[Baypiggies] identity cache / flywheel design pattern

jim jim at well.com
Sat Aug 2 22:13:07 CEST 2008

   i wonder if you have a newbie nugget here 
regardless of subsequent improvements: would 
you please explain what's going on in the two 
setdefault() statements that makes this work? 
what's being returned to s1 and then to s2? 

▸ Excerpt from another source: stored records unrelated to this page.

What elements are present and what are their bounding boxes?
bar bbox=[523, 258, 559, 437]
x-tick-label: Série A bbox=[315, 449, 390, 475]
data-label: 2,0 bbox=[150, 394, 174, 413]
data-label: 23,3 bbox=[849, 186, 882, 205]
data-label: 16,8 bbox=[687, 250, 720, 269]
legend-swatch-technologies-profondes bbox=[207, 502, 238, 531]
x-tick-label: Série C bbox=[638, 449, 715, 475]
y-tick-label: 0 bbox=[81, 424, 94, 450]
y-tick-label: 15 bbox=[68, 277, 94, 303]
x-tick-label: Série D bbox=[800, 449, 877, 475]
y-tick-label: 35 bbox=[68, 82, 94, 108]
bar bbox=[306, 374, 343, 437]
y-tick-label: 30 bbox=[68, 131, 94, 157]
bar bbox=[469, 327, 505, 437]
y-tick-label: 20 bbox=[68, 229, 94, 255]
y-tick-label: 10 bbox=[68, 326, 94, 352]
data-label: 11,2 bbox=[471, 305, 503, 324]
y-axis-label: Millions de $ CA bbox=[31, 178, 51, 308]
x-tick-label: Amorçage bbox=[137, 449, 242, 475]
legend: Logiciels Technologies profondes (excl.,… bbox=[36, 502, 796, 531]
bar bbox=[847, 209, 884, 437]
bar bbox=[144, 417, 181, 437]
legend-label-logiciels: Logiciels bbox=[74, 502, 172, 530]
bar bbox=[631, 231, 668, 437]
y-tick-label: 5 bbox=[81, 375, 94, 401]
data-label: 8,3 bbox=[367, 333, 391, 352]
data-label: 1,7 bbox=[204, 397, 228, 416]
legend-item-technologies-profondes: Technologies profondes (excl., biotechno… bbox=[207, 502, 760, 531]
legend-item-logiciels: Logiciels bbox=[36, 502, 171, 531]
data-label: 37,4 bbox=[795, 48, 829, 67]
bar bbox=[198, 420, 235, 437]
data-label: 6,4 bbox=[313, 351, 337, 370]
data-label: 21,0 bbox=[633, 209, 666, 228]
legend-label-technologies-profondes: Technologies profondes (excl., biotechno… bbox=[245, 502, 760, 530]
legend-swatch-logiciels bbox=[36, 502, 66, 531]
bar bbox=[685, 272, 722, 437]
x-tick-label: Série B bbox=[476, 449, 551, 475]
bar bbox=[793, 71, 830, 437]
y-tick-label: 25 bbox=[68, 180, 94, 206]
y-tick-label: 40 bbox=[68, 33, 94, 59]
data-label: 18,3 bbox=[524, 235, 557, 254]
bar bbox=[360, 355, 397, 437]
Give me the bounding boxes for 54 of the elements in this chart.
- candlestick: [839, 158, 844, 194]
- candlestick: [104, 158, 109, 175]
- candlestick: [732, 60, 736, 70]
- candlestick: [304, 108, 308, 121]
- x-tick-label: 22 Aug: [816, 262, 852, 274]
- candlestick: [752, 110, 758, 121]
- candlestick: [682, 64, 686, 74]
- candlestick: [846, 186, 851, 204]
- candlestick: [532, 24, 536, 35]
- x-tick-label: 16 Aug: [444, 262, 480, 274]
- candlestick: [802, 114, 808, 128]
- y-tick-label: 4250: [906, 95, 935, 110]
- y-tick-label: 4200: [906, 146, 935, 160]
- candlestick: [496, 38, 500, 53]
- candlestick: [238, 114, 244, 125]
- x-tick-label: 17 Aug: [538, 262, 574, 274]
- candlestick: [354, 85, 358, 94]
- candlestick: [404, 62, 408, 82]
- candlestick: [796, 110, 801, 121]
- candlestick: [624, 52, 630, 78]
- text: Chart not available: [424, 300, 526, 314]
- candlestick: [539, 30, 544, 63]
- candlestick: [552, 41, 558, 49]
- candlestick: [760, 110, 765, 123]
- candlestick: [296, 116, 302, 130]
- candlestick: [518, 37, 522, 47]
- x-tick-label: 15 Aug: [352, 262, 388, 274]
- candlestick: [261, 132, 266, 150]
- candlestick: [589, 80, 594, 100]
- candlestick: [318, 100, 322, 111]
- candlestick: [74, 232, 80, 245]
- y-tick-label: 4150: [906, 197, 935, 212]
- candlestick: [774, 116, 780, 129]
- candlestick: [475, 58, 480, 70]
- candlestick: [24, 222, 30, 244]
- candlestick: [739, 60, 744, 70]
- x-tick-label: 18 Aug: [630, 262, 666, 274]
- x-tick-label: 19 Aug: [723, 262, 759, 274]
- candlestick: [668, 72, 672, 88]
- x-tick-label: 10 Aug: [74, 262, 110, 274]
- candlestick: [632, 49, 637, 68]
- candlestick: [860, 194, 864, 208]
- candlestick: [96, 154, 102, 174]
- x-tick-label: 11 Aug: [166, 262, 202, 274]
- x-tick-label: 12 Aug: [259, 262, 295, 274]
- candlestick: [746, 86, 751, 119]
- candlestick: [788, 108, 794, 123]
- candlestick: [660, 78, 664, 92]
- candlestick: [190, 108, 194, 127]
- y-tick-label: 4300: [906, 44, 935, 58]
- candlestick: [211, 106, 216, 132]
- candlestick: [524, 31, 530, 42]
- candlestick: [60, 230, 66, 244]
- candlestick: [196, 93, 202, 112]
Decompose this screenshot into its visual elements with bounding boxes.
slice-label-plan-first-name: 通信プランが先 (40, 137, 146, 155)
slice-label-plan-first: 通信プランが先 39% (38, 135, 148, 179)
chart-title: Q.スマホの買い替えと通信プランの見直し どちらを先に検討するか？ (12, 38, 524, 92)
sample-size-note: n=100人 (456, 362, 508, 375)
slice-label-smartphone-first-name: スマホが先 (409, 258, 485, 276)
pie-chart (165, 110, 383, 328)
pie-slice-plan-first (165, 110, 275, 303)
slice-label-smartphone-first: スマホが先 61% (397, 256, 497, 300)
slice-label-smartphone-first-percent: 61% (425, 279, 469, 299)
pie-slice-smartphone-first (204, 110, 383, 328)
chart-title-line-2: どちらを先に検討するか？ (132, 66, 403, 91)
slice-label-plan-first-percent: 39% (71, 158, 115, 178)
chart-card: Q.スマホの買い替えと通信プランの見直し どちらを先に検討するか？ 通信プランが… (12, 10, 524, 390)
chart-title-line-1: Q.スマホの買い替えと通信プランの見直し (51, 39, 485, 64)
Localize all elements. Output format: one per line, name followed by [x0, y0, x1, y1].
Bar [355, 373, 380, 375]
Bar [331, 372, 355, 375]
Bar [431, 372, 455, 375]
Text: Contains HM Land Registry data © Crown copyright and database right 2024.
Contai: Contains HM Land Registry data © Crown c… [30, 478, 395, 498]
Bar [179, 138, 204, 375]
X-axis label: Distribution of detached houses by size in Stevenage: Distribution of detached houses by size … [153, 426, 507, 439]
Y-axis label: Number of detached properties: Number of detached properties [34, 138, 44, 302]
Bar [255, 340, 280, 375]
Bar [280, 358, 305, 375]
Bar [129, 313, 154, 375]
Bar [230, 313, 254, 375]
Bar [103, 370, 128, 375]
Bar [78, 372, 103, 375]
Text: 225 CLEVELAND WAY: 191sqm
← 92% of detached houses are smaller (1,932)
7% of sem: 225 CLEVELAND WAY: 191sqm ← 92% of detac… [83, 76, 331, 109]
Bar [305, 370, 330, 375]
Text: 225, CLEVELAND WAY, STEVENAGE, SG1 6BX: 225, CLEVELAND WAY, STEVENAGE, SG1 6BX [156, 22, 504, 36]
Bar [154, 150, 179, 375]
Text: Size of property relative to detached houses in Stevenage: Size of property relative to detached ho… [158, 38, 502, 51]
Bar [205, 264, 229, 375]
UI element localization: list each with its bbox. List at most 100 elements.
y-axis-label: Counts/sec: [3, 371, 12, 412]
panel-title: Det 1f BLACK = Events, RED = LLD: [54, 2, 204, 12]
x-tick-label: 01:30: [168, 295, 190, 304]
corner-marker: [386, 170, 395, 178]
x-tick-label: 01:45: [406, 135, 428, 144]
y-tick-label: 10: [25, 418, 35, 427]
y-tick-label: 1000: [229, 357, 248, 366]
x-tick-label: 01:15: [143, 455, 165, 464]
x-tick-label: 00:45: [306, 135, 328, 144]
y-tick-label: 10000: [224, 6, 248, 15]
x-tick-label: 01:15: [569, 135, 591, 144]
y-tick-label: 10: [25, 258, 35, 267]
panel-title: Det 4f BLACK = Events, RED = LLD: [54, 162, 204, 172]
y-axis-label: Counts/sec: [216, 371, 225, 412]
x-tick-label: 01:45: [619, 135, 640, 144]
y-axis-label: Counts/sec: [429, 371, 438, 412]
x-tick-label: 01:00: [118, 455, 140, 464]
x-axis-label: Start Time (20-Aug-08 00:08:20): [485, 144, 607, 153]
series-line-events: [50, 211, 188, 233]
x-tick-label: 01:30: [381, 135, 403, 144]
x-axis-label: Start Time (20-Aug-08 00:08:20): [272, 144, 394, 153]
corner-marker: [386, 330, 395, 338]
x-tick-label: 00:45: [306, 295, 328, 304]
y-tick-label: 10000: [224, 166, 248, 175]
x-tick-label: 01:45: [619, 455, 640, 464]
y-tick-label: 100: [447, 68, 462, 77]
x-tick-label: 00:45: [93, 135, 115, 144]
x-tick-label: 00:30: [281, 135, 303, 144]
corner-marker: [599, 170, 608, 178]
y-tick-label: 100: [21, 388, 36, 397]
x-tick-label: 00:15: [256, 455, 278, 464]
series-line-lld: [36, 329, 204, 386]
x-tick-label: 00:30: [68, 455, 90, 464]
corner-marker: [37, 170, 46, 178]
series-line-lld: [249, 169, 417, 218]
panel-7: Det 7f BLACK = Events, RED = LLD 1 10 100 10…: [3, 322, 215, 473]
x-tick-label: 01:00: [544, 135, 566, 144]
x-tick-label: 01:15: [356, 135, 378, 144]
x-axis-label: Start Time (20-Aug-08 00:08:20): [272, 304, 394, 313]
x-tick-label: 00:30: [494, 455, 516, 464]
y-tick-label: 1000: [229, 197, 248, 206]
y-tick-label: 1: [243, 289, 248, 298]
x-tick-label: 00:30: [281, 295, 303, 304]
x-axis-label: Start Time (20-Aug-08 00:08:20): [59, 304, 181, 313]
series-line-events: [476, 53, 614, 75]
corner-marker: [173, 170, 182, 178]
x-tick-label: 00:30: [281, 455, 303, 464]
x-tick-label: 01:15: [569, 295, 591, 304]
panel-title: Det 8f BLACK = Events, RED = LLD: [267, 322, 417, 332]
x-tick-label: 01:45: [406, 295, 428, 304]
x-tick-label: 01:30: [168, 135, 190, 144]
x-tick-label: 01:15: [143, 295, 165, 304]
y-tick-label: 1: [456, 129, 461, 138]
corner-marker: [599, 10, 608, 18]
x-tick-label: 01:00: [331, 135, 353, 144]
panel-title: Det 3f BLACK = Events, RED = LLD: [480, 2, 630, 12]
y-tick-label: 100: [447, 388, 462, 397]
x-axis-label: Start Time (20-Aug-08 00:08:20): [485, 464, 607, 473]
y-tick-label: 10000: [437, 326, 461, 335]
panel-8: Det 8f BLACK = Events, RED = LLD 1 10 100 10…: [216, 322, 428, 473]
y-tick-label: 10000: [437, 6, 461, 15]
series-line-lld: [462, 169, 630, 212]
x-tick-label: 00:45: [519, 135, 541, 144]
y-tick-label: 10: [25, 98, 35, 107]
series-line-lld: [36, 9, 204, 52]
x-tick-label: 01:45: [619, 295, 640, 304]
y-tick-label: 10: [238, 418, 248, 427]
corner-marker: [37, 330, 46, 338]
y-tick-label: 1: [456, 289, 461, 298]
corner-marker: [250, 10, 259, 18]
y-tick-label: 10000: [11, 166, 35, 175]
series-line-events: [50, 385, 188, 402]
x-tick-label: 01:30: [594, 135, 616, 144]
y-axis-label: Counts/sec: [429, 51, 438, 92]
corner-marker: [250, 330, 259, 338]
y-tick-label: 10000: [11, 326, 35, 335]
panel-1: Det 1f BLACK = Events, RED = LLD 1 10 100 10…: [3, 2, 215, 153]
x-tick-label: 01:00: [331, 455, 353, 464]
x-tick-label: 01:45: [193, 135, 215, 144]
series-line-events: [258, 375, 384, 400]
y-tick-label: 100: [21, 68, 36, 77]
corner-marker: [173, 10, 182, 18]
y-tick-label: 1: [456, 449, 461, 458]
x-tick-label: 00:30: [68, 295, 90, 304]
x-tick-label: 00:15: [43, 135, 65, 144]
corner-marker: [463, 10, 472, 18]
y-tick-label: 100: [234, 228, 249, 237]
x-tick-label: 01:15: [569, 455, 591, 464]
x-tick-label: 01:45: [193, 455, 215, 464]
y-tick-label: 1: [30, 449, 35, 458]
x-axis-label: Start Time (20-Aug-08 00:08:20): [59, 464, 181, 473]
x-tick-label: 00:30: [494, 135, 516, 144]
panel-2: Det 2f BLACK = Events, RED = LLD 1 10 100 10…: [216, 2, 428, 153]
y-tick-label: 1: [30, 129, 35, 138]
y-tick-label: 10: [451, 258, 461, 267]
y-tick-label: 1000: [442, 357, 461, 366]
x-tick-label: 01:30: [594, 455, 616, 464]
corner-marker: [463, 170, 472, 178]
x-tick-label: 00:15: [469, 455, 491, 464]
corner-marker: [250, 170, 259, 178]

On Sat, 2008-08-02 at 12:59 -0700, Shannon -jj Behrens wrote:
> I'm have a program that intrinsically eats up a ton of memory.  I
> often read lines from a file that are the same, so I end up with
> multiple copies of the same data in memory.  I know that strings are
> immutable, so there's no need for me to have two pointers to different
> but equal data when I can have two pointers to the same data.  I
> thought of a simple trick to fix this:
> >>> s1 = "foo"
> >>> s2 = ''.join(['f', 'o', 'o'])
> >>> s1 == s2
> True
> >>> s1 is s2
> False
> >>> identity_cache = {}
> >>> s1 = identity_cache.setdefault(s1, s1)
> >>> s2 = identity_cache.setdefault(s2, s2)
> >>> s1 == 'foo'
> True
> >>> s1 == s2
> True
> >>> s1 is s2
> True
> Of course, in a real library, I'd use lazy references.  Can anyone
> comment on this trick?  Does it already exist in the library?  Is
> there a standard name for this besides the flywheel design pattern?
> Is that the correct name?  I might go looking to see if it's in the
> Cookbook, but I'm not even sure if that's the right name.